California University System Pays Pro-Life Student $240,000 in Out of Court Settlement

California San Marcos
The official California State University San Marcos logo. 22 December 2009. Wikimedia Commons.

The California State University system and California State University, San Marcos have agreed to pay $240,000 in a out-of-court settlement with a student who sued the university in 2017 after he was denied student funding to host an anti-abortion speaker on campus. 

The 2017 lawsuit challenged the school’s Student Activity Fee Policy, claiming that it lacked “objective criteria, factors, or standards” necessary for a university to fund student groups in a viewpoint-neutral manner. 

“The policy affords unbridled discretion to favor certain viewpoints by creating student-run ‘centers’ like the Gender Equity Center and the LGBTQA Pride Center, funding them through Student Activity Fees, and creating different rules governing their use of student fees inapplicable to other student groups,” the complaint argued.

According to the complaint, the university spent almost $300,000 on pro-choice and LGBTQ events in the 2016-2017 academic year, but denied Nathan Apodaca and his group, Students for Life, the $500 they requested to host pro-life speaker and University of North Carolina-Wilmington Professor Mike Adams.

Apodaca was represented by the Alliance in Defense of Freedom, a conservative legal organization known for defending a cakeshop owner’s right to deny service to a gay couple in the 2017 U.S. Supreme Court case, Masterpiece Cakeshop v. Colorado Civil Rights Commission.

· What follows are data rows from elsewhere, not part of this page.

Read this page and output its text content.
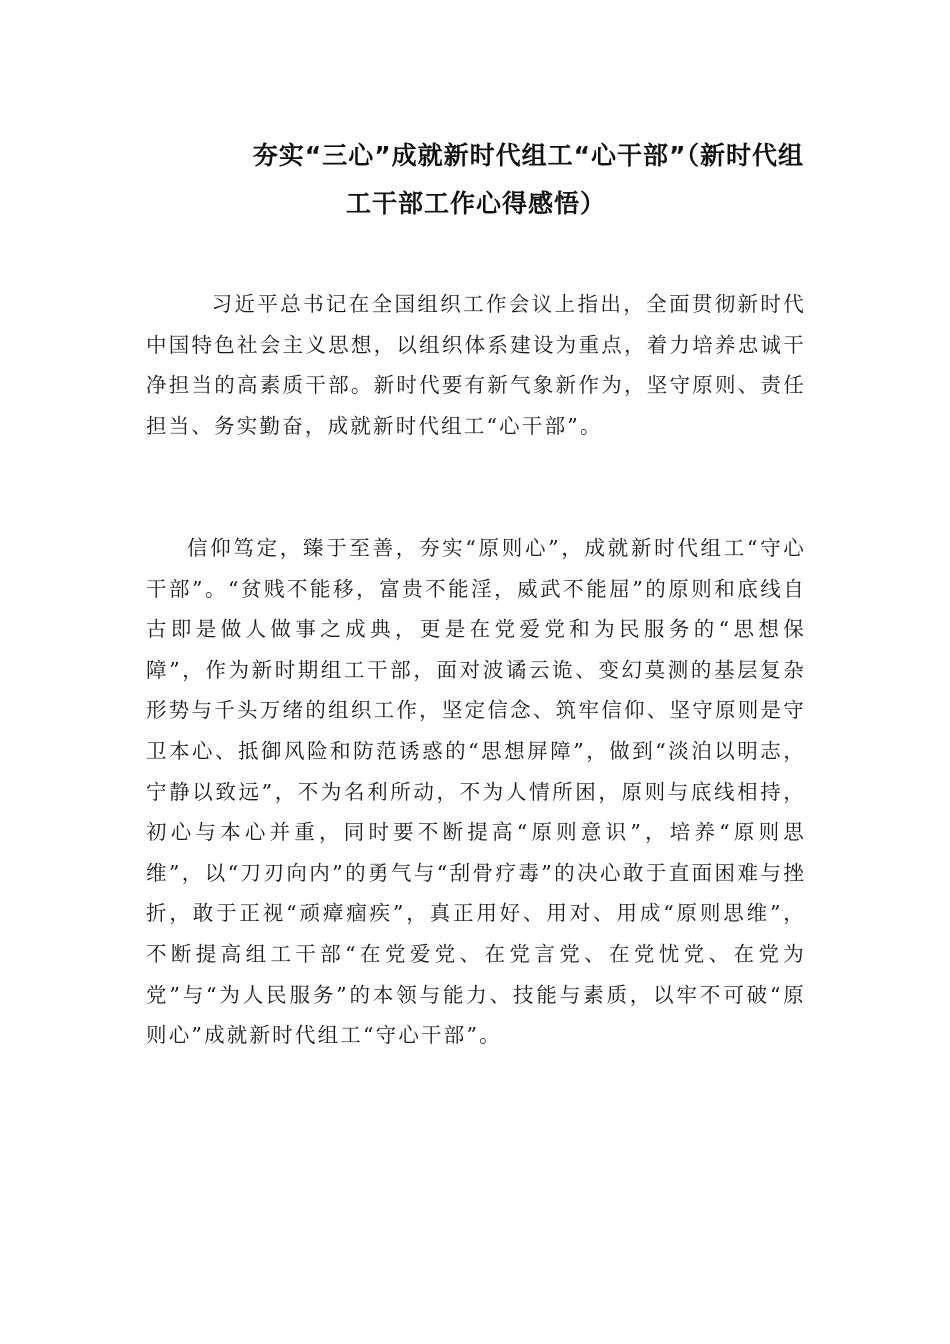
夯实“三心”成就新时代组工“心干部”（新时代组
工干部工作心得感悟）

习近平总书记在全国组织工作会议上指出，全面贯彻新时代中国特色社会主义思想，以组织体系建设为重点，着力培养忠诚干净担当的高素质干部。新时代要有新气象新作为，坚守原则、责任担当、务实勤奋，成就新时代组工“心干部”。

信仰笃定，臻于至善，夯实“原则心”，成就新时代组工“守心干部”。“贫贱不能移，富贵不能淫，威武不能屈”的原则和底线自古即是做人做事之成典，更是在党爱党和为民服务的“思想保障”，作为新时期组工干部，面对波谲云诡、变幻莫测的基层复杂形势与千头万绪的组织工作，坚定信念、筑牢信仰、坚守原则是守卫本心、抵御风险和防范诱惑的“思想屏障”，做到“淡泊以明志，宁静以致远”，不为名利所动，不为人情所困，原则与底线相持，初心与本心并重，同时要不断提高“原则意识”，培养“原则思维”，以“刀刃向内”的勇气与“刮骨疗毒”的决心敢于直面困难与挫折，敢于正视“顽瘴痼疾”，真正用好、用对、用成“原则思维”，不断提高组工干部“在党爱党、在党言党、在党忧党、在党为党”与“为人民服务”的本领与能力、技能与素质，以牢不可破“原则心”成就新时代组工“守心干部”。
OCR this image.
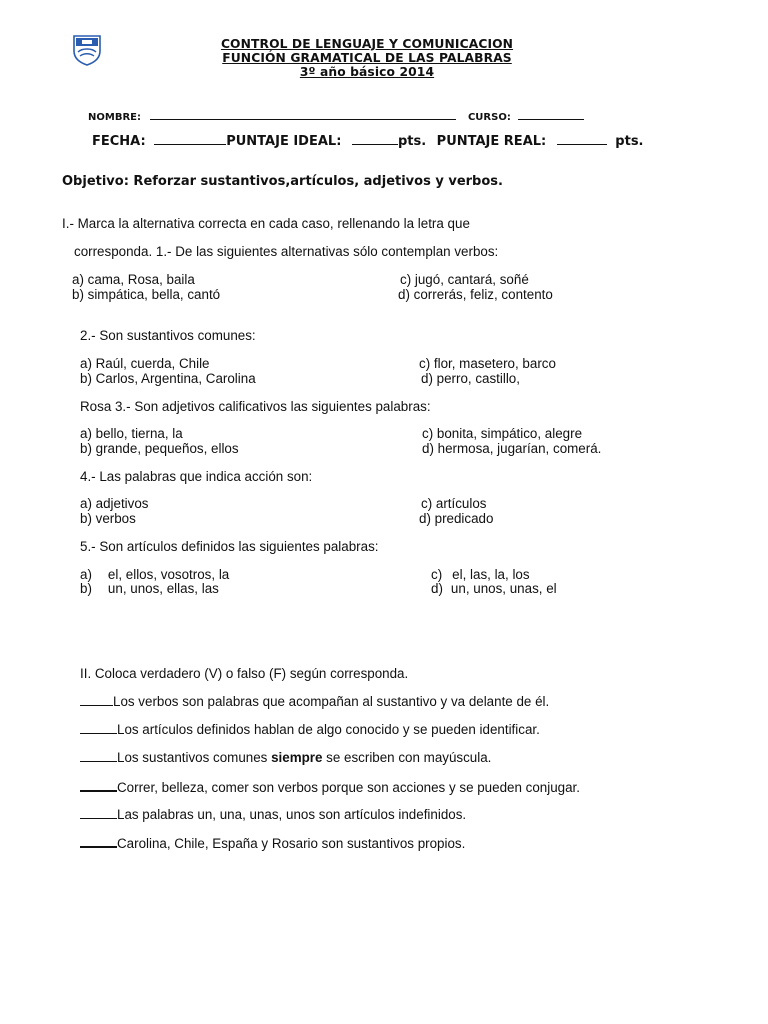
CONTROL DE LENGUAJE Y COMUNICACION
FUNCIÓN GRAMATICAL DE LAS PALABRAS
3º año básico 2014
NOMBRE:	CURSO:
FECHA:	PUNTAJE IDEAL:	pts. PUNTAJE REAL:	pts.
Objetivo: Reforzar sustantivos,artículos, adjetivos y verbos.
I.- Marca la alternativa correcta en cada caso, rellenando la letra que
corresponda. 1.- De las siguientes alternativas sólo contemplan verbos:
a) cama, Rosa, baila
b) simpática, bella, cantó
c) jugó, cantará, soñé
d) correrás, feliz, contento
2.- Son sustantivos comunes:
a) Raúl, cuerda, Chile
b) Carlos, Argentina, Carolina
c) flor, masetero, barco
d) perro, castillo,
Rosa 3.- Son adjetivos calificativos las siguientes palabras:
a) bello, tierna, la
b) grande, pequeños, ellos
c) bonita, simpático, alegre
d) hermosa, jugarían, comerá.
4.- Las palabras que indica acción son:
a) adjetivos
b) verbos
c) artículos
d) predicado
5.- Son artículos definidos las siguientes palabras:
a) el, ellos, vosotros, la
b) un, unos, ellas, las
c) el, las, la, los
d) un, unos, unas, el
II. Coloca verdadero (V) o falso (F) según corresponda.
Los verbos son palabras que acompañan al sustantivo y va delante de él.
Los artículos definidos hablan de algo conocido y se pueden identificar.
Los sustantivos comunes siempre se escriben con mayúscula.
Correr, belleza, comer son verbos porque son acciones y se pueden conjugar.
Las palabras un, una, unas, unos son artículos indefinidos.
Carolina, Chile, España y Rosario son sustantivos propios.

According to The San Diego Union-Tribune, university officials at CSU San Marcos have agreed to change their policies to prevent viewpoint discrimination in the future. The settlement will also affect other universities in the state, requiring them distribute all student activity funds in a viewpoint neutral manner.

In an interview with The San Diego Union-Tribune, Alliance Defending Freedom attorney Caleb Dalton said the new policy would benefit all students.

“The university system’s policy changes don’t simply benefit our clients but also benefit any student with a minority viewpoint and every citizen who cares about dialogue and intellectual freedom within our public colleges and university communities,” Dalton told The San Diego Union-Tribune.